Sana kijkt Ena wrevelig aan.
‘Verdomme, een huurmoordenares als vriendin. Nee, dat wil ik niet.’ denkt ze.
‘Raya heeft gelijk, Sana. Dat ben ik niet meer.’
‘Hoe? Dat ben jij niet meer.’
‘Ena bedoelt dat zij Sorane Cobanon is, Sana.’
‘Nee, dat is niet…’
‘Maar ze ziet Ena voor haar eigen ogen in de roodharige Sorane veranderen.’
‘Ben jij werkelijk die Sorane of draag je soms een haloprojector.’
‘Nee, Naron. Ik ben het werkelijk.’
Op dat moment krijgt het witte licht een rode kleur.
Sorane schrikt op en verandert dadelijk weer in Ena.
‘Ze hebben deze plaats ook ontdekt, al weet ik niet hoe dat mogelijk is,’ zegt Ena en opent een andere deur.
‘Volgen jullie mij of…’
Even aarzelt Sana, maar dan zegt ze:
‘Ik ga met je mee, Ena. Tenminste als Naron ook...’
‘Dat twijfel ik zelfs niet aan, Sana. Raya en Sorane waren de enigen die tegen die blonde duivelin vochten. Huurmoordenares of niet. Ik sta aan hun zijde omdat ik ook mijn steentje wil bijdragen.’
Ena kijkt Naron, met een medelijdende blik aan, want hij heeft de dood nog niet in de ogen gekeken zoals zij en Raya. Wie weet hoe hij reageert als hij voor zijn leven moet vechten.
‘Moet ik je nu Ena of Sorane noemen?’
‘In deze gedaante ken je me best Ena noemen. Zoals al mijn vrienden, Sana. Laat ons nu maar gaan,’ zegt Ena.
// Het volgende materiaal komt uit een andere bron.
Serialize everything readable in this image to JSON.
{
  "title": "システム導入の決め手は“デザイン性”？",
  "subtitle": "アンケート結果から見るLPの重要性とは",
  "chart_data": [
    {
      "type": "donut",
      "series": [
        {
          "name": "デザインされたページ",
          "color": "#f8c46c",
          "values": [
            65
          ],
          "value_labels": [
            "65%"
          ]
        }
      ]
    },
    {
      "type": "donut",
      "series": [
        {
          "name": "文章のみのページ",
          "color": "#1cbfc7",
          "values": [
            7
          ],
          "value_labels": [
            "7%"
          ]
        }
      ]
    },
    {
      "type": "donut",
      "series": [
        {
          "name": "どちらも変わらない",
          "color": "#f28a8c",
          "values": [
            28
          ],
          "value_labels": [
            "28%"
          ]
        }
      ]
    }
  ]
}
Raya en beide anderen volgen haar door de gangen en als ze de uitgang naderen horen ze stemmen. Vanachter een halfgesloten deur zien ze gewapende agenten staan. Verschillende donkerblauwe zwevers vliegen over de huizen. Een paar landen in de omliggende straten.
‘Hoe geraken we hier weg?’ schrikt Sana.
‘Ena, de overbrenger. Kunnen we die…..’
‘Nee, Raya. Dat zullen ze dadelijk merken,’ glimlacht Ena, terwijl ze snel de een hand van Naron en Sana vastgrijpt.
‘Wacht hier even,’ hoort Raya haar nog zeggen, voor ze in het niets oplossen.
Een paar seconden later voelt Raya een hand de hare vastgrijpen en even wordt haar omgeving donkerzwart.
‘Wat was dat?’
‘Teleportatie, Sana. Ena is een esper.’
‘Wat is dat?’
‘Leg jij dat maar uit, Raya. Ik ga de omgeving scannen,’ zegt Ena, nadat ze even een blik op Sana wierp.
‘Waar zijn we hier?’, vraagt Naron.
‘In een verlaten buitenhuis, hier komt voorlopig niemand. Alleen moeten jullie oppassen voor de buren. Ze mogen jullie niet opmerken.’
Raya bestudeert intussen het 3d plan van de omgeving en glimlacht.
‘Dat moet niet zo moeilijk zijn, Ena. De dichtstbijzijnde buur woont hier drie kilometer vandaan.’
‘Dat klopt ongeveer, Raya. Maar toch opgepast. Er zijn ongure types bij.’
‘Die kan ik wel aan.’
‘Ik moet gaan, vrienden. Jouna heeft me al een tijdje met een gedachte geroepen.’
Raya knikt even begrijpend.
‘Zorg maar goed voor jezelf, Ena. En dank je dat je ons hielp.’
Na een paar dagen denkt Raya dat het gevaar voorbij en besluit om het buitenhuis te verlaten. De drie trekken naar het noorden, want Raya wil zich weer bij Dane en Ven voegen.
Intussen breidt de kloon haar macht steeds meer uit. Meer en meer gevangenen worden op de werven te werk gesteld. Hier moeten ze aan de tempel of het nieuwe schip van Jakira werken. Weno, Keri en Aria, die door Sorane gespaard werden zijn hier ook ergens. Het werk is zeer zwaar voor de mannen. De vrouwen moeten geselecteerd op basis van hun opleiding werken in de toeleveringsfabrieken.
De zwarte wacht houdt overal toezicht en beheerst heel het continent voor vijfennegentig percent. Samen met de politie, waarvan diegenen die gebleven zijn trouw gezworen hebben aan de nieuwe leiders, sporen ze ‘misdadigers’ op, die de nieuwe wetten niet na leven. Velen die gearresteerd worden, komen zonder rechtszaak in de werkkampen terecht. Met de dag groeit Jakira’s macht, terwijl ze zich voorbereidt om ook de andere continenten te overheersen.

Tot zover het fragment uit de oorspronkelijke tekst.